At the moment the two boys were just two friends of the same age, but that would soon change. That lunch time, while they sat eating their stew, Oliver was quieter than normal, which Jack noticed straight away.

“Not long to go now,” Jack said with a sigh. “Do you think things will be different afterwards?”

Oliver sighed and looked up. “It might do. You know what’s coming.”

Jack knew Oliver wasn’t just talking about their upcoming birthdays. This year, both boys qualified for the annual village challenge.

All the boys and girls who had turned 13 that year would be expected to compete against one another to steal a piece of gold from the dragon’s lair.

Whilst there wasn’t a prize as such, there was a lot of pride — and bragging rights at stake.

The champion was awarded a medal in a ceremony attended by all the villagers, and their name would be added to a parchment containing the names of previous winners.

There was an element of danger — sadly some children had been injured during the quest. The children could not opt out, but they could turn back before they had completed their task.

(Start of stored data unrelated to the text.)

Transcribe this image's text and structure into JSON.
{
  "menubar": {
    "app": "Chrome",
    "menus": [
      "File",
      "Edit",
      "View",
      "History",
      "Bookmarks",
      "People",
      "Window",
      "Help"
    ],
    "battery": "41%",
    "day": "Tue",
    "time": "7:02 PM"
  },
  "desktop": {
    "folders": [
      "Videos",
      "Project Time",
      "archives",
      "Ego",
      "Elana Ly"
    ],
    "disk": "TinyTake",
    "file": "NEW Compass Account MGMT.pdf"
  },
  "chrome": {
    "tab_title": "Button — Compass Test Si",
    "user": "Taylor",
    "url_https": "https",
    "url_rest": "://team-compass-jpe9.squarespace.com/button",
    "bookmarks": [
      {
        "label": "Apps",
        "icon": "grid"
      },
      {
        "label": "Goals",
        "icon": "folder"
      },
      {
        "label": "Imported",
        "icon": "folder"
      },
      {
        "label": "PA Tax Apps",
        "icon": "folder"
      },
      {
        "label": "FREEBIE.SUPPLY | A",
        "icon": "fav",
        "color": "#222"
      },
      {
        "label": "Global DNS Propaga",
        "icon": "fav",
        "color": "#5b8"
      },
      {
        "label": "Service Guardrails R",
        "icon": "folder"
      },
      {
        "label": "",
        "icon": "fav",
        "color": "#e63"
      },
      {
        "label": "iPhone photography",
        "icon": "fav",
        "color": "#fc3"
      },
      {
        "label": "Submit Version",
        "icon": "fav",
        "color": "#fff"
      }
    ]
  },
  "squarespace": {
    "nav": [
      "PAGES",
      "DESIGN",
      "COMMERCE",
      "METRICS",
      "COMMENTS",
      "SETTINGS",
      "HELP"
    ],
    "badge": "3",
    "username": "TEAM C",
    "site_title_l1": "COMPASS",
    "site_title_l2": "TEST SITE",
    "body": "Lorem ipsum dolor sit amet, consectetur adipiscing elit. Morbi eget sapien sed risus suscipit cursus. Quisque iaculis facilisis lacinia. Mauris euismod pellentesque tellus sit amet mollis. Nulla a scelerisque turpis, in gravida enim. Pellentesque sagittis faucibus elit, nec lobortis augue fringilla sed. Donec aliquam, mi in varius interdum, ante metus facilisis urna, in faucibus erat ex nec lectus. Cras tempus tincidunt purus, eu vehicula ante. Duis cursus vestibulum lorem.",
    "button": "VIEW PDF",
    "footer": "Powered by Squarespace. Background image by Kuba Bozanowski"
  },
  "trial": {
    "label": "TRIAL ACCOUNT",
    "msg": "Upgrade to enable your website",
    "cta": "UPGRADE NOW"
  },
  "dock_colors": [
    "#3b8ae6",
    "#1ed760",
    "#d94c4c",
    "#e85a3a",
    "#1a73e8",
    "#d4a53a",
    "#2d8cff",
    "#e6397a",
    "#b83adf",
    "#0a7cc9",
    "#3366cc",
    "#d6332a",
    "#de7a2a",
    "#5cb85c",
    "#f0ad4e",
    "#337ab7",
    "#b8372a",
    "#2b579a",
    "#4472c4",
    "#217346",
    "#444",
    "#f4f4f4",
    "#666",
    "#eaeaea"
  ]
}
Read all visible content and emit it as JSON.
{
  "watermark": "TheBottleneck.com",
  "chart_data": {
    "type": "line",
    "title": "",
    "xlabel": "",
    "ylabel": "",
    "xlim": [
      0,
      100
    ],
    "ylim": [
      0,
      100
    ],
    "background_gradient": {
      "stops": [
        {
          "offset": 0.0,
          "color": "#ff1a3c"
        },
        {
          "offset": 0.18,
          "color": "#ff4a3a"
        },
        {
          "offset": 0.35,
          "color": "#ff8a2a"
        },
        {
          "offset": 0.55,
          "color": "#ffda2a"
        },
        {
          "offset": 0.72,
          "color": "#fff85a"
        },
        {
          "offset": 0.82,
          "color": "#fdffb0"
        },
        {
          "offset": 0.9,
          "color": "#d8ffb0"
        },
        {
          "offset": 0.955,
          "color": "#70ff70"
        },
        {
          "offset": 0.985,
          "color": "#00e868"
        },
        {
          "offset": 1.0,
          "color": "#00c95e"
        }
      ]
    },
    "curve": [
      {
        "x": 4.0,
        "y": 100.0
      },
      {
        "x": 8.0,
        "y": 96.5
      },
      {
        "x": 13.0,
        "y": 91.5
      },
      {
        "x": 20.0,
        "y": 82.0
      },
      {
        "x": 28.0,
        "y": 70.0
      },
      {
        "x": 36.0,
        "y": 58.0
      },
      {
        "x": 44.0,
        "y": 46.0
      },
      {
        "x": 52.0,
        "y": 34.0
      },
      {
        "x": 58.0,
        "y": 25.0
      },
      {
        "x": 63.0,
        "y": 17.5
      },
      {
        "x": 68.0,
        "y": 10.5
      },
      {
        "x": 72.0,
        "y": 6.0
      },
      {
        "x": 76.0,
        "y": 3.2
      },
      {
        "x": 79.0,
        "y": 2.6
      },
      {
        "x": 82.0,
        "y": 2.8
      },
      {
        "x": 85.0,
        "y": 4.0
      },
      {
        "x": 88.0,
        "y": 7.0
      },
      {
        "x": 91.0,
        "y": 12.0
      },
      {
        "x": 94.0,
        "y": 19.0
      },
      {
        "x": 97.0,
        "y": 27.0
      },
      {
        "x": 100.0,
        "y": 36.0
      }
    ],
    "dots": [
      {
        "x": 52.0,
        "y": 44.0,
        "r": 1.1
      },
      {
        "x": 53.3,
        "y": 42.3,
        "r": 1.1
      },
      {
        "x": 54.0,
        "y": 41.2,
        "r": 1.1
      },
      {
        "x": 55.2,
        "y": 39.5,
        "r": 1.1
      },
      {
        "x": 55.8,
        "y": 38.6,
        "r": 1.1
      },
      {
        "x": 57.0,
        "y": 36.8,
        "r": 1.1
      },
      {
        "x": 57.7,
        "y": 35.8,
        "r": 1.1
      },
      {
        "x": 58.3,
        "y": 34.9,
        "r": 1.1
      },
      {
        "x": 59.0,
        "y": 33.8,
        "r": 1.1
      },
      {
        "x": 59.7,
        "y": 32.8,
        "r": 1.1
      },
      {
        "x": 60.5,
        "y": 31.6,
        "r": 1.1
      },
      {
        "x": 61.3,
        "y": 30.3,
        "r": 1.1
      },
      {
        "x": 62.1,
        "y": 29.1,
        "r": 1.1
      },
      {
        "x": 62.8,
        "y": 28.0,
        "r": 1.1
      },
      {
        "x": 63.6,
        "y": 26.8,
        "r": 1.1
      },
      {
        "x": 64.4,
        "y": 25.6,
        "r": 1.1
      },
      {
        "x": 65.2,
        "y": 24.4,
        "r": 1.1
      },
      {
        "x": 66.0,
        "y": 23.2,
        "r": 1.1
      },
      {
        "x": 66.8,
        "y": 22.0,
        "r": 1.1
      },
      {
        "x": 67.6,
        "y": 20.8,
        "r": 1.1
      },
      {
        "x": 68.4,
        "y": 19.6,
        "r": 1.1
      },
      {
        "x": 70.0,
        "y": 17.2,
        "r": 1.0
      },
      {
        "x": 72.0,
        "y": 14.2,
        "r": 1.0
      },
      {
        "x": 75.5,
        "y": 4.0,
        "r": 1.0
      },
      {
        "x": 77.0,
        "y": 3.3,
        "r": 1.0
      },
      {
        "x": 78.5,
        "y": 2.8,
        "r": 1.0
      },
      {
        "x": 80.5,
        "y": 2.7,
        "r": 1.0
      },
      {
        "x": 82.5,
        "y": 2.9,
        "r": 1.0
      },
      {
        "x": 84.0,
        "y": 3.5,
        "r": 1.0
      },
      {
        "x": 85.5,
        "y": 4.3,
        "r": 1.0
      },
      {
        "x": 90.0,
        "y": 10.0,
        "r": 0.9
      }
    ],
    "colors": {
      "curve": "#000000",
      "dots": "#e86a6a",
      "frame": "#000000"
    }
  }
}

Jack had more to prove than most. His father was the chief, and a previous winner. They were big boots to fill.

There would be five children in all, three boys and two girls. Jack wasn’t very competitive at all, but he knew he would have to be if he wanted to win. He wanted to make his parents proud.

The children usually set off at dawn, with no weapons as such. All they could take was a piece of rope, a whistle made of wood, a small knife and some water. They could make weapons with whatever they found in the woods, but it was safer, if possible, to steal the gold without angering the dragon.

“It’s only a few days away,” Jack replied. “I don’t feel ready for it at all, but it’s all my parents have spoken of.”

The next days passed in a sleepless flash and, on the appointed morning at dawn, the five children stood facing the woods, armed with the approved items in a bag.

They had hugged their parents and said farewell, trying to be brave. Jack had more reason to look brave than the others, but inside he was shaking.

They set off into the woods, half excited and half afraid. Some stopped to gather sticks, but Jack and Oliver carried on. Jack wasn’t entirely sure of his plan, but hoped to steal some gold without waking the dragon.

As they neared the dragon’s cave, the other children had caught up. They all looked at each other uncertain and fearful, as a giant roar was heard. Shaking now, they saw smoke emerge from the cave.

Only Jack and Oliver remained, as the other children ran back to the village. Slowly Jack edged forward, and, as the smoke cleared, he saw a pile of gold near the opening.

Dragons are smart, and don’t like to be disturbed.

After years of being woken up and angered, they became wise to the children’s quest. Jack picked up two pieces of gold, and ran back towards his village and his future as chief.

He didn’t see the dragon watching with a smile.